Il s’en déduit que M. et Mme [S] ont bien qualité à défendre à l’action engagée par la société BEJG et que leur fin de non-recevoir pour défaut de qualité doit être rejetée.
— Sur les demandes accessoires
Aux termes de l’article 790 du code de procédure civile, le juge de la mise en état peut statuer sur les dépens et les demandes formées en application de l’article 700.
À ce stade de la procédure, il n’apparaît pas inéquitable de débouter les parties de leurs demandes au titre de l’article 700 du code de procédure civile.

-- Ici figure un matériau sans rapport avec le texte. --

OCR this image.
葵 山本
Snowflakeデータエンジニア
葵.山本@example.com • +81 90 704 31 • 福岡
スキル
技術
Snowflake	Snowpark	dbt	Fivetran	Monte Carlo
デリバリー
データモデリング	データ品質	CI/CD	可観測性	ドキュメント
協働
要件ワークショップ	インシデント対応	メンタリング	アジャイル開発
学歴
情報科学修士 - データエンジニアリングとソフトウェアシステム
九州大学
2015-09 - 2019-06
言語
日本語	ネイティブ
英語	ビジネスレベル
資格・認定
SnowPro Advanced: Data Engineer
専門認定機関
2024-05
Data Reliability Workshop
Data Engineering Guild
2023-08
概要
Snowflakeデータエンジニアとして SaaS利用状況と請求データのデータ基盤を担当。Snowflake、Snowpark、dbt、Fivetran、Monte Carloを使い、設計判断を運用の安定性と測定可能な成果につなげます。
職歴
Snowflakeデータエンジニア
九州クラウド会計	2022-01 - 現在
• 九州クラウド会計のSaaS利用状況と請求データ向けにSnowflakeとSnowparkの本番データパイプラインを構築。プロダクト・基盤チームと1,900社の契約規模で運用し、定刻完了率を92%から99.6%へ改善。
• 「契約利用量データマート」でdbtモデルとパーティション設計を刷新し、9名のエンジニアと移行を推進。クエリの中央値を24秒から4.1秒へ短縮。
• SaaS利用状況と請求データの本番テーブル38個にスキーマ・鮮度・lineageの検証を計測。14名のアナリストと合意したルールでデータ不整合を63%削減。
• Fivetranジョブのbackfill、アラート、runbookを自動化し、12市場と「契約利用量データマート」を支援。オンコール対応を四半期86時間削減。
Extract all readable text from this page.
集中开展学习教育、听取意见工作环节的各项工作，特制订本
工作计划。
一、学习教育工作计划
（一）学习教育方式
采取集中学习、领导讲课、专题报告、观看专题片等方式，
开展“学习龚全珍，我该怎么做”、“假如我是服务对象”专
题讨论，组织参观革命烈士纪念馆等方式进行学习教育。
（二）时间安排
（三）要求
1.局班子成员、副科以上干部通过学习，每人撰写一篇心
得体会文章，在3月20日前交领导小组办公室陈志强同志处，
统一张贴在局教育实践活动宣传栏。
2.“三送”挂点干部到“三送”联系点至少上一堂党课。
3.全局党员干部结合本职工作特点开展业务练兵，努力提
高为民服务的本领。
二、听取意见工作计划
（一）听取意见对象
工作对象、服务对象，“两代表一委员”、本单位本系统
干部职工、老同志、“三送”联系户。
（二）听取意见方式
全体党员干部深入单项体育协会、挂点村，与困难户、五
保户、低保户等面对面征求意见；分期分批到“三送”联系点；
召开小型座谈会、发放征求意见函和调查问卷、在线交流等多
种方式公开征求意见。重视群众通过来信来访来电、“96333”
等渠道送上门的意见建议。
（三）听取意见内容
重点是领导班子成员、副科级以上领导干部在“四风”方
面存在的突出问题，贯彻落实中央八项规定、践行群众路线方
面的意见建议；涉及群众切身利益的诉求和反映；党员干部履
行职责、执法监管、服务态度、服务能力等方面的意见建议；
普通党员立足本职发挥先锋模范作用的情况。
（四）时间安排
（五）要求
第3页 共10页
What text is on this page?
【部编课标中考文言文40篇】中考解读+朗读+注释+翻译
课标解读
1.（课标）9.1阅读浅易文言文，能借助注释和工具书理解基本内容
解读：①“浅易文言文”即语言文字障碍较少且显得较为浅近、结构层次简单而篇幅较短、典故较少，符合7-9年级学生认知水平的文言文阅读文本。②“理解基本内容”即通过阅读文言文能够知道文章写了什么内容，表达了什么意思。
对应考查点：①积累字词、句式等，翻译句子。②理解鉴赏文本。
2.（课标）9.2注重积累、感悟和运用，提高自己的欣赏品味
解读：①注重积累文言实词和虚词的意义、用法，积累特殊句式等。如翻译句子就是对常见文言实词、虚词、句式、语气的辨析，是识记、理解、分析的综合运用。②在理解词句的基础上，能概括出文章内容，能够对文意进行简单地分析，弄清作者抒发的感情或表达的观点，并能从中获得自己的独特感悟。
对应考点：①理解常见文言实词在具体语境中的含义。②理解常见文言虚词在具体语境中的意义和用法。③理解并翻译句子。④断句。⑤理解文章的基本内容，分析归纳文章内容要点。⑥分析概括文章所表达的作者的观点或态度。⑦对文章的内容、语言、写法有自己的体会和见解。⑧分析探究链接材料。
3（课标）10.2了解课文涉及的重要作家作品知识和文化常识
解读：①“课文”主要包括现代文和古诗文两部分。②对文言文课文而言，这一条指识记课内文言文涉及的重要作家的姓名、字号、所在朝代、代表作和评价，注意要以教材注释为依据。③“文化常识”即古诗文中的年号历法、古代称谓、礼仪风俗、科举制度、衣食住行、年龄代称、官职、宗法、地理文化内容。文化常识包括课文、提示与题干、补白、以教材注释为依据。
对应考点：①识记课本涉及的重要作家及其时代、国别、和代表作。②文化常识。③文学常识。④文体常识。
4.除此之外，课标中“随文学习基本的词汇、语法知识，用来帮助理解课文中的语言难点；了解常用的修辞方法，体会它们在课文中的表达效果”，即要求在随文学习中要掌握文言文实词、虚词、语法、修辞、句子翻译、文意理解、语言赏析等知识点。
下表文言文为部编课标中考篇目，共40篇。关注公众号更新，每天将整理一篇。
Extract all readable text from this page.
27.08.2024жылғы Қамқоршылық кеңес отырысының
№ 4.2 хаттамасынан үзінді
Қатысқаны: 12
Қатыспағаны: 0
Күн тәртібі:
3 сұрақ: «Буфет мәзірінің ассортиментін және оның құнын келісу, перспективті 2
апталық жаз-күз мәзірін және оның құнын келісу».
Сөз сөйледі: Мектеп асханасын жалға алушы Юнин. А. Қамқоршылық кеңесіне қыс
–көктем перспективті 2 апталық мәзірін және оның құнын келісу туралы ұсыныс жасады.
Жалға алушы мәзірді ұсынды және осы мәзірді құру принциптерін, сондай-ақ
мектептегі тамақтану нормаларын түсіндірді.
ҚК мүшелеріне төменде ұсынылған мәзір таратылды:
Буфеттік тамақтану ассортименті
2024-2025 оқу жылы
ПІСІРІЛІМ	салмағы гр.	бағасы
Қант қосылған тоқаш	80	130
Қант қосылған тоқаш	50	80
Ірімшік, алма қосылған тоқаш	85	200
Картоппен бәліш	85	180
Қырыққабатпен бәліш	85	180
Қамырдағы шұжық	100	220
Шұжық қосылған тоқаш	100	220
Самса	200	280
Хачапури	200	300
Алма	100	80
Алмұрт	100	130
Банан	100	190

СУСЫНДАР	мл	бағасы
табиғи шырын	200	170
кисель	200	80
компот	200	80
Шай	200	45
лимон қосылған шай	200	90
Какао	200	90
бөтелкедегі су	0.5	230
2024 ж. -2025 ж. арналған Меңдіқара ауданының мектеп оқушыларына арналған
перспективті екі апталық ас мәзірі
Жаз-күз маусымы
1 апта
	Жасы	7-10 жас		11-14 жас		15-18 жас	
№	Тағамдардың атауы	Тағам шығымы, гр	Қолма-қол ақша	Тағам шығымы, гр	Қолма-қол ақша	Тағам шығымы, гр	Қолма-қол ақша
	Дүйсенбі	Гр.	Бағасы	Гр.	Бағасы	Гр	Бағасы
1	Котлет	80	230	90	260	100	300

Les dépens seront réservés.
PAR CES MOTIFS :
Le juge de la mise en état, statuant publiquement, par ordonnance contradictoire, et prononcée par mise à disposition au greffe,
REJETTE la fin de non-recevoir soulevée par M. [W] [S] et Mme [V] [S] et DIT qu’ils ont qualité à défendre à l’action engagée par la société BEJG ;
DÉBOUTE M. [W] [S] et Mme [V] [S] de leur demande au titre de l’article 700 du code de procédure civile ;
DÉBOUTE la société BEJG de sa demande au titre de l’article 700 du code de procédure civile ;
RENVOIE le présent dossier à la mise en état du 2 avril 2026 pour les conclusions au fond de Me Philippe Rangé, avocat de la société BEJG (en réponse aux conclusions au fond du 11 juin 2025 de Me Arnaud Barbé, avocat de M. [W] [S] et Mme [V] [S]) ;
RÉSERVE les dépens.
Ordonnance rendue par mise à disposition le VINGT SIX JANVIER DEUX MIL VINGT SIX, après débats à l’audience du 27/10/2025, à l’issue de laquelle il a été indiqué que la décision serait rendue le 22/12/2025. A cette date le délibéré a été prorogé au 26 Janvier 2026.